Podczas niedzielnej konwencji lider PSL, Władysław Kosiniak-Kamysz przekonywał, że "Polska musi budować jedność w różnorodności, silną różnymi wartościami, poglądami i wrażliwościami". Podkreślał, że przykładem takiego działania jest stworzenie Koalicji Europejskiej.
- Ona powstała nie przeciw komuś, ale dla czegoś, dla silnej Polski w Europie. Polski, która ma znaczenie i rozdaje karty, a nie jest lokajem, który czeka w przedpokoju. Dla Polski, która nie jest czarną owcą w oślej ławce - mówił Kosiniak-Kamysz.
Podkreślił, że działacze skupieni w KE mają na koncie duże osiągnięcia – między innymi doprowadzenie Polski do Unii Europejskiej i NATO oraz wynegocjowanie największych dotąd pieniędzy dla naszego kraju z unijnego budżetu. - To jest miara naszej wiarygodności, naszej skuteczności - podkreślił.
- My szukamy przyjaciół, a nie wskazujemy wrogów, my zawieramy sojusze, a nie wywołujemy konflikty, my jesteśmy w Europie skuteczni. W czasie najbliższych wyborów możemy ich wybrać albo tych, którzy machają szabelką, wojują i wykrzykują, (którzy - red.) tu w Polsce są bardzo odważni, ale jak przyjdzie co do czego to jadą do Brukseli, spuszczają głowę, bo nie mają nic do powiedzenia, albo psioczą na opozycję, na demokrację, psioczą na to wszystko, co jest związane z poczuciem wolności i europejskości Polski i Polaków - powiedział Kosiniak-Kamysz.

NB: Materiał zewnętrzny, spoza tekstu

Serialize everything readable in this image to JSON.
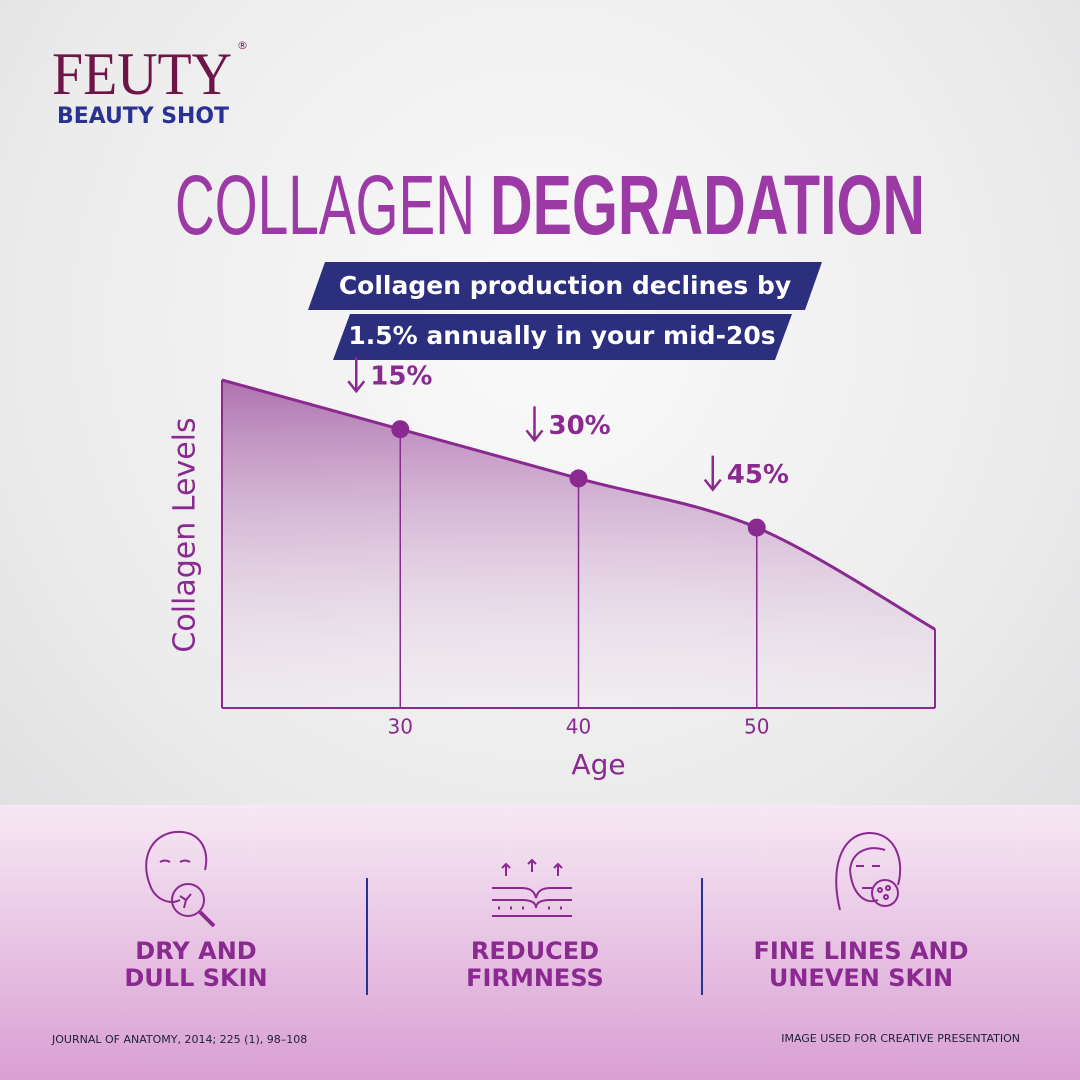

Jak podkreślił, "bycie patriotą nie jest w żadnej mierze przeciwstawne byciu Europejczykiem, a dziś polską racją stanu jest silna Polska w silnej Europie". Według Lidera PSL, Europa powinna być "europejską wspólnotą narodów, ale nie wspólnotą narodowych egoizmów".
- W maju w najbardziej demokratyczny sposób udowodnimy naszą przynależność do zachodniej cywilizacji europejskiej - mówił. Przekonywał, że aby tak się stało, Koalicja Europejska musi wygrać wybory do Parlamentu Europejskiego oraz jesienne wybory parlamentarne.